Ingredients
The following ingredients have 4 Servings
- 1 large cabbage of choice
- 2 tbsp sea salt
- 1 bunch green onions
- 3 carrots
- 1 small daikon radish
- 4 cloves garlic
- 2 inch fresh ginger
- 1 tsp fish sauce
- 1 tsp crushed red pepper flakes
Instruction
- Rinse cabbage and shake off excess water.
- Remove one outer leaf of the cabbage and set aside.
- Remove the core the cabbage and discard.
- Cut the cabbage into approximately 2-inch square pieces.
- Place cabbage pieces in a large bowl, sprinkle with the 2 tablespoons of salt, and toss.
- Set aside and allow to rest 30 minutes.
- While the cabbage is resting, chop the green onions into ½ inch pieces, peel and grate the carrots and daikon radish, and peel and grate the garlic and ginger.
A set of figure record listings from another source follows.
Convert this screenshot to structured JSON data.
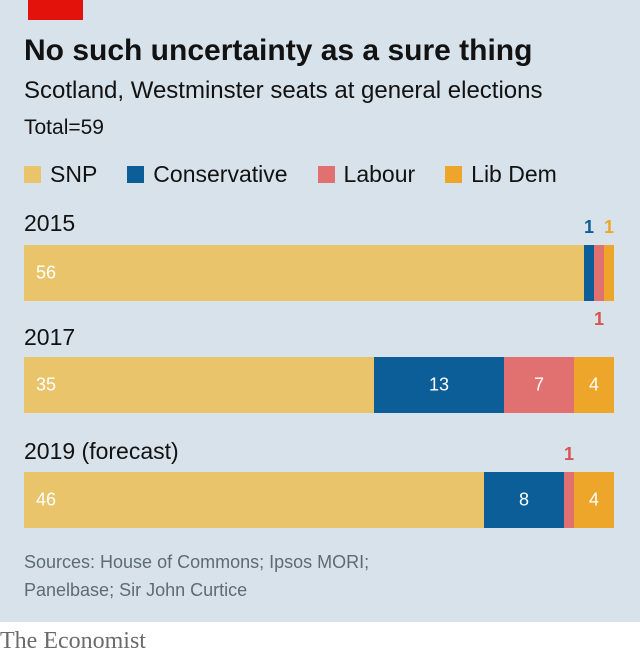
{
  "header": {
    "title": "No such uncertainty as a sure thing",
    "subtitle": "Scotland, Westminster seats at general elections",
    "total": "Total=59"
  },
  "colors": {
    "panel": "#d7e2ea",
    "accent": "#e3120b",
    "SNP": "#e9c46a",
    "Conservative": "#0b5e98",
    "Labour": "#e17070",
    "Lib Dem": "#eea62a"
  },
  "chart_data": {
    "type": "bar",
    "orientation": "horizontal-stacked",
    "title": "No such uncertainty as a sure thing",
    "subtitle": "Scotland, Westminster seats at general elections",
    "total": 59,
    "categories": [
      "2015",
      "2017",
      "2019 (forecast)"
    ],
    "series": [
      {
        "name": "SNP",
        "values": [
          56,
          35,
          46
        ]
      },
      {
        "name": "Conservative",
        "values": [
          1,
          13,
          8
        ]
      },
      {
        "name": "Labour",
        "values": [
          1,
          7,
          1
        ]
      },
      {
        "name": "Lib Dem",
        "values": [
          1,
          4,
          4
        ]
      }
    ],
    "xlim": [
      0,
      59
    ],
    "legend": "top",
    "grid": false
  },
  "sources": {
    "line1": "Sources: House of Commons; Ipsos MORI;",
    "line2": "Panelbase; Sir John Curtice"
  },
  "brand": "The Economist"
}
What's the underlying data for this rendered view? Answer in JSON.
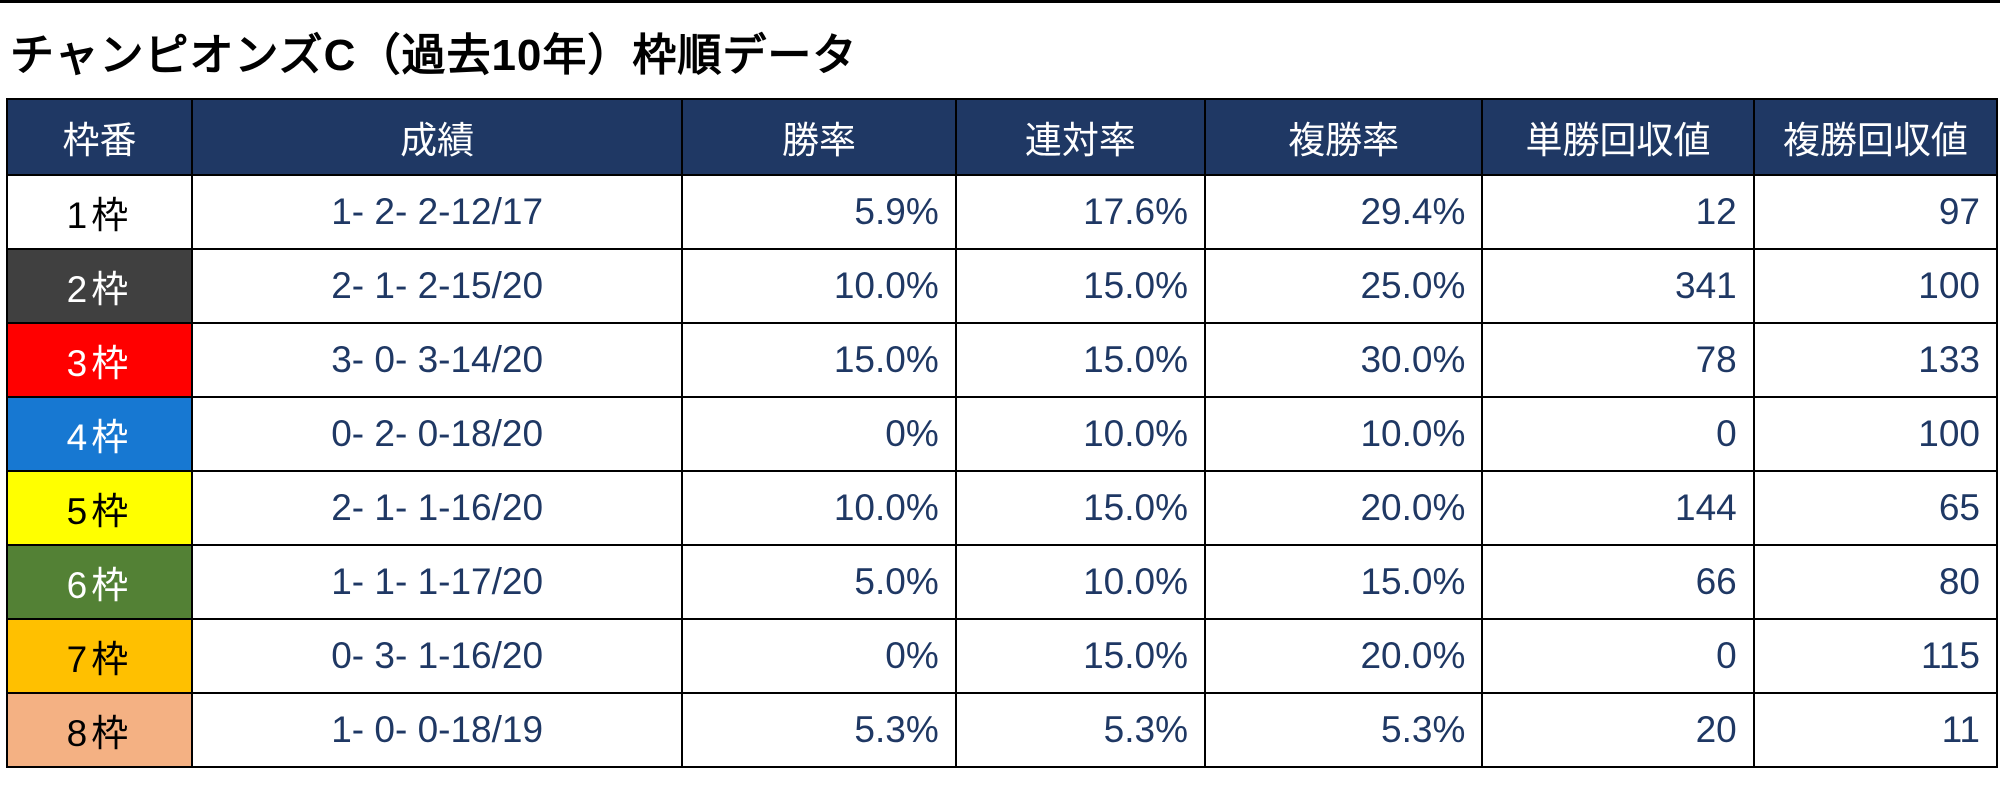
{
  "title": "チャンピオンズC（過去10年）枠順データ",
  "colors": {
    "header_bg": "#1F3864",
    "header_text": "#FFFFFF",
    "body_text": "#1F3864",
    "border": "#000000",
    "frame_1": "#FFFFFF",
    "frame_2": "#404040",
    "frame_3": "#FF0000",
    "frame_4": "#1778D2",
    "frame_5": "#FFFF00",
    "frame_6": "#538135",
    "frame_7": "#FFC000",
    "frame_8": "#F4B183"
  },
  "table": {
    "columns": [
      "枠番",
      "成績",
      "勝率",
      "連対率",
      "複勝率",
      "単勝回収値",
      "複勝回収値"
    ],
    "rows": [
      {
        "frame": "1枠",
        "record": "1- 2- 2-12/17",
        "win": "5.9%",
        "quinella": "17.6%",
        "show": "29.4%",
        "win_return": "12",
        "show_return": "97"
      },
      {
        "frame": "2枠",
        "record": "2- 1- 2-15/20",
        "win": "10.0%",
        "quinella": "15.0%",
        "show": "25.0%",
        "win_return": "341",
        "show_return": "100"
      },
      {
        "frame": "3枠",
        "record": "3- 0- 3-14/20",
        "win": "15.0%",
        "quinella": "15.0%",
        "show": "30.0%",
        "win_return": "78",
        "show_return": "133"
      },
      {
        "frame": "4枠",
        "record": "0- 2- 0-18/20",
        "win": "0%",
        "quinella": "10.0%",
        "show": "10.0%",
        "win_return": "0",
        "show_return": "100"
      },
      {
        "frame": "5枠",
        "record": "2- 1- 1-16/20",
        "win": "10.0%",
        "quinella": "15.0%",
        "show": "20.0%",
        "win_return": "144",
        "show_return": "65"
      },
      {
        "frame": "6枠",
        "record": "1- 1- 1-17/20",
        "win": "5.0%",
        "quinella": "10.0%",
        "show": "15.0%",
        "win_return": "66",
        "show_return": "80"
      },
      {
        "frame": "7枠",
        "record": "0- 3- 1-16/20",
        "win": "0%",
        "quinella": "15.0%",
        "show": "20.0%",
        "win_return": "0",
        "show_return": "115"
      },
      {
        "frame": "8枠",
        "record": "1- 0- 0-18/19",
        "win": "5.3%",
        "quinella": "5.3%",
        "show": "5.3%",
        "win_return": "20",
        "show_return": "11"
      }
    ]
  },
  "chart_data": {
    "type": "table",
    "title": "チャンピオンズC（過去10年）枠順データ",
    "columns": [
      "枠番",
      "成績",
      "勝率",
      "連対率",
      "複勝率",
      "単勝回収値",
      "複勝回収値"
    ],
    "rows": [
      [
        "1枠",
        "1- 2- 2-12/17",
        "5.9%",
        "17.6%",
        "29.4%",
        12,
        97
      ],
      [
        "2枠",
        "2- 1- 2-15/20",
        "10.0%",
        "15.0%",
        "25.0%",
        341,
        100
      ],
      [
        "3枠",
        "3- 0- 3-14/20",
        "15.0%",
        "15.0%",
        "30.0%",
        78,
        133
      ],
      [
        "4枠",
        "0- 2- 0-18/20",
        "0%",
        "10.0%",
        "10.0%",
        0,
        100
      ],
      [
        "5枠",
        "2- 1- 1-16/20",
        "10.0%",
        "15.0%",
        "20.0%",
        144,
        65
      ],
      [
        "6枠",
        "1- 1- 1-17/20",
        "5.0%",
        "10.0%",
        "15.0%",
        66,
        80
      ],
      [
        "7枠",
        "0- 3- 1-16/20",
        "0%",
        "15.0%",
        "20.0%",
        0,
        115
      ],
      [
        "8枠",
        "1- 0- 0-18/19",
        "5.3%",
        "5.3%",
        "5.3%",
        20,
        11
      ]
    ]
  }
}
- After the 30 minutes are up, use a wooden pounder or clean hands to gently mash the cabbage leaves to further release juices.
- Add the remaining vegetables, the fish sauce, and the red pepper flakes to the bowl of cabbage and mix.
- Pack the kimchi mixture tightly into a sterilized quart-sized wide-mouth jar, filling to 1 inch below the top.
- Fold the reserved outer leaf of the cabbage to fit on top of the kimchi mixture and press it down so that the brine covers the leaf.
- Top with a glass fermenting weight to keep the mixture below the brine.
- If you need more liquid to cover the cabbage, simply add a little filtered water to the top.
- Seal the jar, place it out of direct light, and allow it to ferment for 3 to 21 days, occasionally opening the lid to release pressure. Add or remove brine as needed throughout fermentation if the level is not maintained at 1-inch below the lip of the jar. You should see occasional tiny bubbles rising along the inner sides of the jar as the veggies begin to ferment.
- Refrigerate the finished kimchi after fermenting.
- Serve with beef, chicken, pork, seafood or alongside rice or other vegetables.